We see customers as partners, because every production line is unique. Some need a stiffer film, others want faster dissolution. Our R&D team regularly engages in prototyping: adjusting blend ratios, thickness levels, and integrating additives that work without disrupting solubility. Adding pigments or scents can alter breakdown speed; we conduct application-specific compatibility tests and share feedback directly to the customer. Sometimes, we collaborate on entirely new uses—recently, a client developed a water-triggered dye system using our film as a release carrier.
Our technical staff travel to customer sites to troubleshoot nozzle blockages, ensure seamless film feeding, and adjust formula for climate or humidity. We document tweaks, revisit them, and refine based on operator feedback—real-world data, not just charts. This practical exchange deepens every batch we produce.
Demand for water-soluble films keeps changing. Shippers want better puncture resistance to avoid breaks in transit, packaging engineers want easier printing surfaces, and detergents look for anti-block additives that don’t affect dissolution. We invest in pilot lines to test new co-extrusion combinations, test-release rates, and develop anti-static formulations, always maintaining our guarantee of solubility and safety. We work inside a global marketplace, conscious that clients in humid tropical environments face different conditions than those in cooler climates. Only by testing and adapting on our own equipment can we meet these challenges.
Feedback from the field remains critical. A packaging plant struggling with roll unwind might require a tweak in our winding routine back at the plant. Seed tape manufacturers needing faster breakdown during planting season might rely on recipe adjustments. Instead of long chains of communication typical in distribution-based businesses, we handle each inquiry at the source and modify processes promptly.
By buying PVA 1788 directly from us, customers are not only getting engineered polymer; they tap into years of hands-on experience and troubleshooting in polymer science, film extrusion, and process engineering. We work alongside those responsible for end-user success. Our staff see the impact of every improvement: film that rolls off with just the right clarity, capsules that open on time in laundry basins, seed tape that melts at the touch of spring rain. This perspective, built on manufacturing and problem-solving, sets our PVA 1788 apart from repackaged or speculative alternatives.

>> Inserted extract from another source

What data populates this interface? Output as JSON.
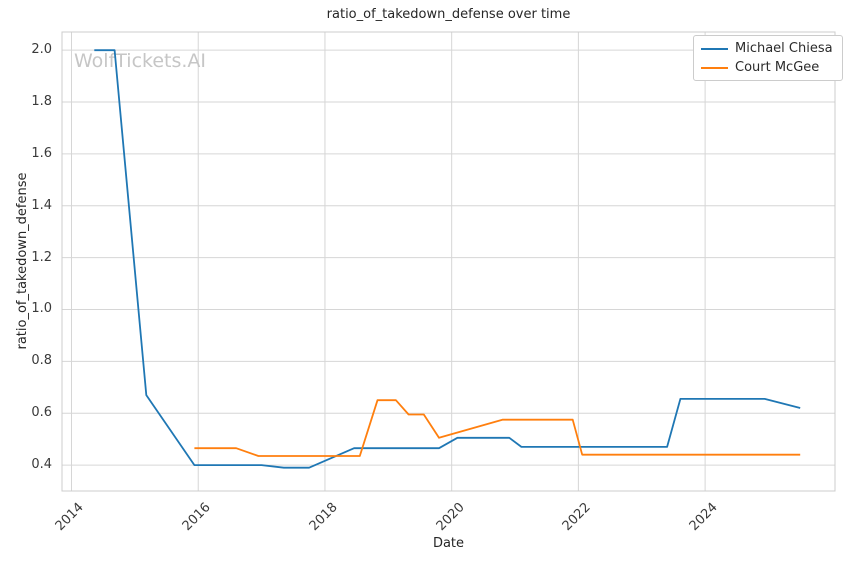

Over the years, we’ve seen trends shift from commodity plastics to specialty films, from unspecific performance to tight tolerances. We’ve scaled capacity and refined logistics to match. What remains constant is our focus on practical, proven methods and materials—PVA 1788 stands as the result of that journey, shaped by feedback, chemistry, and daily production-line reality.

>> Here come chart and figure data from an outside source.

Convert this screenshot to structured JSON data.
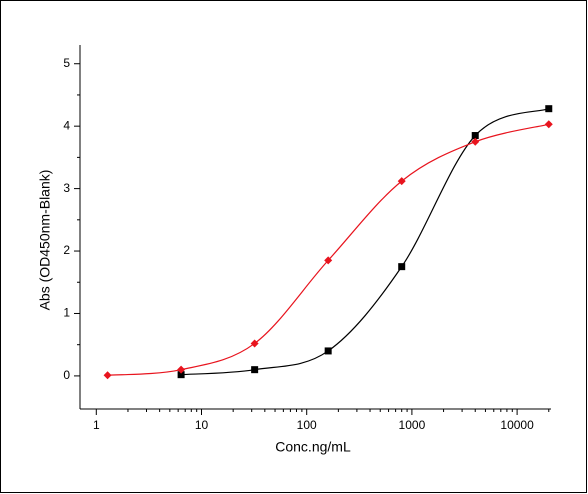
{
  "chart_data": {
    "type": "scatter",
    "x_label": "Conc.ng/mL",
    "y_label": "Abs (OD450nm-Blank)",
    "log_x": true,
    "xlim": [
      0.7,
      21000
    ],
    "ylim": [
      -0.53,
      5.3
    ],
    "xticks": [
      1,
      10,
      100,
      1000,
      10000
    ],
    "xminor_ticks": [
      2,
      3,
      4,
      5,
      6,
      7,
      8,
      9,
      20,
      30,
      40,
      50,
      60,
      70,
      80,
      90,
      200,
      300,
      400,
      500,
      600,
      700,
      800,
      900,
      2000,
      3000,
      4000,
      5000,
      6000,
      7000,
      8000,
      9000,
      20000
    ],
    "yticks": [
      0,
      1,
      2,
      3,
      4,
      5
    ],
    "yminor_ticks": [
      0.5,
      1.5,
      2.5,
      3.5,
      4.5
    ],
    "series": [
      {
        "color": "#000000",
        "marker": "square",
        "x": [
          6.4,
          32,
          160,
          800,
          4000,
          20000
        ],
        "values": [
          0.02,
          0.1,
          0.4,
          1.75,
          3.85,
          4.28
        ]
      },
      {
        "color": "#e8141e",
        "marker": "diamond",
        "x": [
          1.28,
          6.4,
          32,
          160,
          800,
          4000,
          20000
        ],
        "values": [
          0.01,
          0.1,
          0.52,
          1.85,
          3.12,
          3.75,
          4.03
        ]
      }
    ]
  }
}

The market asks for more recyclable, compostable, and water-dispersible materials. We see Polyvinyl Alcohol Film PVA 1788 as a backbone for delivering these results. Colleges research new uses. Brands want fast-dissolving pods with no trace on clothing. Growers look for soil amendments that fade without lingering fragments. We meet—we don’t just monitor—these demands by keeping production close to the people and processes who depend most on our film’s promise.